Summary: The increasing emergence of new virus strains with increased infectiousness necessitates a more proactive approach for effective vaccine design. To achieve this goal, it is critical to shift the vaccine design paradigm from traditional approaches that rely on expert intuition and experimental methods toward data-driven strategies that leverage in silico design and virtual screening. In this work, we propose a computational pipeline for designing an optimized immunogenic cocktail that can boost the immune response. The proposed pipeline consists of two stages, where potential antigen candidates are identified in the first stage, followed by the optimal selection and combination of the candidates in the second stage to maximize the expected immunogenicity. We leverage predictive models trained using deep mutational scanning data to drive the candidate antigen selection process based on three selection criteria-namely, binding affinity between viral protein and receptor, antibody escape probability, and sequence diversity. To identify the optimal cocktail within the pool of selected antigens, we adopt a combinatorial optimization framework, where the cocktail design is iteratively refined based on the expected efficacy predicted by a sequence-based computational model of affinity maturation. Validation of the designed cocktails through structure-based affinity maturation simulation demonstrates the efficacy of the proposed modular framework for designing an optimized immunogenic cocktail.

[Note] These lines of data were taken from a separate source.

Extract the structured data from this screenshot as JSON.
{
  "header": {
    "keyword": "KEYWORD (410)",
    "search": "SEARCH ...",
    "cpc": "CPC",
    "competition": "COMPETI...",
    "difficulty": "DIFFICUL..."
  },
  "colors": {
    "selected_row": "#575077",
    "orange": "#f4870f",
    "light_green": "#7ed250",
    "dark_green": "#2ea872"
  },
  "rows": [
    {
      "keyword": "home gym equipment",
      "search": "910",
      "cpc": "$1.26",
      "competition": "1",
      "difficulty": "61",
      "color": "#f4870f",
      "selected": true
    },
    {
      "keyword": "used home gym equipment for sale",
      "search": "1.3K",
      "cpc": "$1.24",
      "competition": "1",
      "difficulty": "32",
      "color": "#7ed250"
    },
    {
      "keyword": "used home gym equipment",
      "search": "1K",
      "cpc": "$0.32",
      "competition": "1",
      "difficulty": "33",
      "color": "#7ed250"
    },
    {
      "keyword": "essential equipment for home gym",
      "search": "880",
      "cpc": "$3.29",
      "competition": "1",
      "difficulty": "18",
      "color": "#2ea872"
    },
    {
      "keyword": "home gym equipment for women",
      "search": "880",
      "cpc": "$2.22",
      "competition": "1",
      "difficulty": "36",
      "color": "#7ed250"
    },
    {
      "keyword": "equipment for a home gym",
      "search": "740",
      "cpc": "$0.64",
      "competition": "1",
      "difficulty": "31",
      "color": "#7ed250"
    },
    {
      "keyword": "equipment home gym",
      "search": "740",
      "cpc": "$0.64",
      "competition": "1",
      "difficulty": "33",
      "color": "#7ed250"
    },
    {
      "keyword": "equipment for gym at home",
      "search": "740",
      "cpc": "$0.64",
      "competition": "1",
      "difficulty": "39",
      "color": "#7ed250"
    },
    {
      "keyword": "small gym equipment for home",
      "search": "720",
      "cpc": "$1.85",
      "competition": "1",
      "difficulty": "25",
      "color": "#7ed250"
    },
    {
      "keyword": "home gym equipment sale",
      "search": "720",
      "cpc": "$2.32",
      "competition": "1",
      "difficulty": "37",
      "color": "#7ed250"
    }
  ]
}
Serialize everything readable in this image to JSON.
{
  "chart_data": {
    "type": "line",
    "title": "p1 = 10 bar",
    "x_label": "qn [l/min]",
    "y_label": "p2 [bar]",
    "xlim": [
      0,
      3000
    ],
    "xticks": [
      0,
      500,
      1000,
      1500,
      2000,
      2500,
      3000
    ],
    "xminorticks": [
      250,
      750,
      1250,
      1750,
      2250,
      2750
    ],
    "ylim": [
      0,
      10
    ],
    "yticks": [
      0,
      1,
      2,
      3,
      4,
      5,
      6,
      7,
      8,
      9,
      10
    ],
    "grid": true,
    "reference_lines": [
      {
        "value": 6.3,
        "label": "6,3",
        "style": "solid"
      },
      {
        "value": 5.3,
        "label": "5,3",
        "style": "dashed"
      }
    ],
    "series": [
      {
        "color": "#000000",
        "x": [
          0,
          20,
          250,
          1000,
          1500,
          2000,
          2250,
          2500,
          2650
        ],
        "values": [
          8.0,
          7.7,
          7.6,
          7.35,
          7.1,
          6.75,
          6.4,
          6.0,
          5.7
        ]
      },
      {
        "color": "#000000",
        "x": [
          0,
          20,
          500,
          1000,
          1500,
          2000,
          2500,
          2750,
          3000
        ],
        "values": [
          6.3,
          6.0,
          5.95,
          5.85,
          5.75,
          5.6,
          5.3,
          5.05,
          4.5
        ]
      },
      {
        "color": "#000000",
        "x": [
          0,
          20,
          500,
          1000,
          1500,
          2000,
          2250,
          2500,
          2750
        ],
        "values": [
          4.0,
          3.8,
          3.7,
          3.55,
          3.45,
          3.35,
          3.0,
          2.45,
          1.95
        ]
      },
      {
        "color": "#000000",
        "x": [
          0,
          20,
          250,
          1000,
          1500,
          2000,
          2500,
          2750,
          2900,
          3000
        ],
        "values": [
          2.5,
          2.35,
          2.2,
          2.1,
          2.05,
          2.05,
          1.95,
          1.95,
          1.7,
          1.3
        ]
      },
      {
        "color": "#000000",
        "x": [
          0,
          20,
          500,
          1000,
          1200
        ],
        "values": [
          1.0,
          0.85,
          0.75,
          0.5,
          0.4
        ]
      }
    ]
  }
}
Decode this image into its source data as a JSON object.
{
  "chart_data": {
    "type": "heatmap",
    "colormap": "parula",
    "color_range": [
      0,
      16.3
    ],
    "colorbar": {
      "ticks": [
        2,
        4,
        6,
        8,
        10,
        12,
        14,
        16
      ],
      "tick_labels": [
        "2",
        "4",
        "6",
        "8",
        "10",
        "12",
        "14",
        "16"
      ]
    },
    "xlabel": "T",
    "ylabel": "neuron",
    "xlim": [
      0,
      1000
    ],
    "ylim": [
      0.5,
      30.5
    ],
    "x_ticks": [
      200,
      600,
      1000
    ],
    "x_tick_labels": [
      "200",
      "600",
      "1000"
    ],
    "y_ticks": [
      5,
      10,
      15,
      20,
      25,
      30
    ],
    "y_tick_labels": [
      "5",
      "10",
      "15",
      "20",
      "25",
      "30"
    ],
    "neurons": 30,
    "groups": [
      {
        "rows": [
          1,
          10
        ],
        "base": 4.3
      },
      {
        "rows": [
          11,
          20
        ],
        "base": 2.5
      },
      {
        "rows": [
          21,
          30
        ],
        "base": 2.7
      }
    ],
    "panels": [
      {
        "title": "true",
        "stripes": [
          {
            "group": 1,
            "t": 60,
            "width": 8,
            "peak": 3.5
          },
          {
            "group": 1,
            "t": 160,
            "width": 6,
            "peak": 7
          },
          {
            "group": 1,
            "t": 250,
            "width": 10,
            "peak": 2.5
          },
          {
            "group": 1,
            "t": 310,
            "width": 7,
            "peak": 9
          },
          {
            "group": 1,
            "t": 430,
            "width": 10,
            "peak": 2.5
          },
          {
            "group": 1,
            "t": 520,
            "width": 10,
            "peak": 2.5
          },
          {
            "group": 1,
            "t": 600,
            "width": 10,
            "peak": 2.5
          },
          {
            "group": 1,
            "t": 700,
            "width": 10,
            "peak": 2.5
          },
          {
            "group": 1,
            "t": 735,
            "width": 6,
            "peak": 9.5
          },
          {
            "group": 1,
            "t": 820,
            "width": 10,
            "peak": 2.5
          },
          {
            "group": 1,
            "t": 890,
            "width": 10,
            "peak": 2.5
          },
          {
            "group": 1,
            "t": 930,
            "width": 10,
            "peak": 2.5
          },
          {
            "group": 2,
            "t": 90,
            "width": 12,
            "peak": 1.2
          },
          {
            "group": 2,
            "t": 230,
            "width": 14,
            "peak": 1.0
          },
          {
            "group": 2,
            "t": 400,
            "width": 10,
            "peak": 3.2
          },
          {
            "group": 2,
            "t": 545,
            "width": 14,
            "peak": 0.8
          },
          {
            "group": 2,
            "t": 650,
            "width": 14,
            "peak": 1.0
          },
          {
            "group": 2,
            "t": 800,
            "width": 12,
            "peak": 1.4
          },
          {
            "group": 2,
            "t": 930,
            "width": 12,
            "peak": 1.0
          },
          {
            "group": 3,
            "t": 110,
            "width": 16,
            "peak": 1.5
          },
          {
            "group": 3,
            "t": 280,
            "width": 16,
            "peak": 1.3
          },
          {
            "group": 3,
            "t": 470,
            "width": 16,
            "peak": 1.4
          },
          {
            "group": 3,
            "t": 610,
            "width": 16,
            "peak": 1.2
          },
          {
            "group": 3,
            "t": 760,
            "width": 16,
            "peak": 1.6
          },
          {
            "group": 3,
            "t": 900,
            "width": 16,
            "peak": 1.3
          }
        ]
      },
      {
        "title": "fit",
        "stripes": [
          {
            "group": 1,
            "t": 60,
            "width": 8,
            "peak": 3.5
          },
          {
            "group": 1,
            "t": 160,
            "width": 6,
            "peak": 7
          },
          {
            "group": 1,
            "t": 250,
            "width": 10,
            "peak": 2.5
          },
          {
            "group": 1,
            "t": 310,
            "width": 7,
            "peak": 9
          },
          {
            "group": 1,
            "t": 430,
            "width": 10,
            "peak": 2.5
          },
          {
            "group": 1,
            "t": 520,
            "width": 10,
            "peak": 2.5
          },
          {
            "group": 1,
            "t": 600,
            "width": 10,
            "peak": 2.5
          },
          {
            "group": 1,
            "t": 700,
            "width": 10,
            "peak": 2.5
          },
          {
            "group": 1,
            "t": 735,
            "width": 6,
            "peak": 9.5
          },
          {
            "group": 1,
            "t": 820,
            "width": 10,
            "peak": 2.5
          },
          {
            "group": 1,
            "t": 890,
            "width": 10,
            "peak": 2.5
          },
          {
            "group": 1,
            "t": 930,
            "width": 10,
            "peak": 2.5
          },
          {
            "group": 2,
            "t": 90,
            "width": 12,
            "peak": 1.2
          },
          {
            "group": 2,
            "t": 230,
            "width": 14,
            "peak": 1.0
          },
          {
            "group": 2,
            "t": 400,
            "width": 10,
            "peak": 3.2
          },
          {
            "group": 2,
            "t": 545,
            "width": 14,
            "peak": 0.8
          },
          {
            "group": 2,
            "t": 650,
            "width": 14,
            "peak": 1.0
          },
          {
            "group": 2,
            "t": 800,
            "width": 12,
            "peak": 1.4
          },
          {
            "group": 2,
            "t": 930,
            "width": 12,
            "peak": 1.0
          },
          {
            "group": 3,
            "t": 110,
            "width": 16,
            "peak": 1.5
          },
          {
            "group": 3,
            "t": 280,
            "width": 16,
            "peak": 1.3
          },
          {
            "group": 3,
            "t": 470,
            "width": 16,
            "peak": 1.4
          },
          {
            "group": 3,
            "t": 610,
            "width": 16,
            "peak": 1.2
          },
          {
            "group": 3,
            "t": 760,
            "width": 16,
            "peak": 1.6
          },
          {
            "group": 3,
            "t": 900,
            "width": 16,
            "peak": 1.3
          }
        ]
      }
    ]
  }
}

Availability and implementation: The code for cocktail design is available in https://github.com/nafizabeer/Antigen_Cocktail_Design.

Figure 1.

In silico design and validation of antigen cocktail. The framework consists of three components: candidate antigen generation, cocktail design, and validation. Candidate antigen generation—the candidate Ags are generated based on ACE2-RBD binding, Ab-escape probabilities, and sequence diversity. The first two criteria are dictated by predictor networks trained with DMS data while the latter is achieved implicitly by clustering of antigen sequence embeddings from a pLM. Cocktail design—the iterative optimization of cocktail is guided by efficacy feedback from a sequence-based AM model. Cocktail validation—the immunogenic response of designed cocktails are validated via more complex computational model of AM which utilizes the structural information of antigens.

Figure 2.

Sequence diversity of 20 candidate antigens. Histogram is generated based on the Hamming distances among unique pairs (190 pairs) of 20 selected antigens for cocktail optimization.

Figure 3.

Optimization traces for affinity maturation guided cocktail design. For Bayesian optimization (a) and genetic algorithm (b, c), traces for five trials show the best fitness (efficacy) value found at each iteration. The fitness at 0^th iteration corresponds to the best cocktail out of five randomly sampled cocktails (used to initialize the optimization strategy). We also show the antigens present in the best cocktail at the 0^th and final iteration. For example, 4-5-18 denotes the antigen IDs of the best cocktail at the corresponding iteration.

Figure 4.

Germinal center dynamics for three different cocktails. The first two rows show cases for top two cocktails and the last row corresponds to the worst cocktail found during the combinatorial optimization search in Section 3.3. For every cocktail, the affinity maturation simulation over 21 days is repeated 5 times, and the average value of the quantity of interest is plotted with a margin of one standard deviation. The left column shows the progress of B-cell population size in the germinal center. The maturation of the B-cells toward the antigens in cocktail is shown in the middle column as an average value of affinities over all centrocytes and centroblasts in the germinal center. The count of unique antibody sequences (the right column) over the simulation period illustrates the sequence diversity in the germinal center.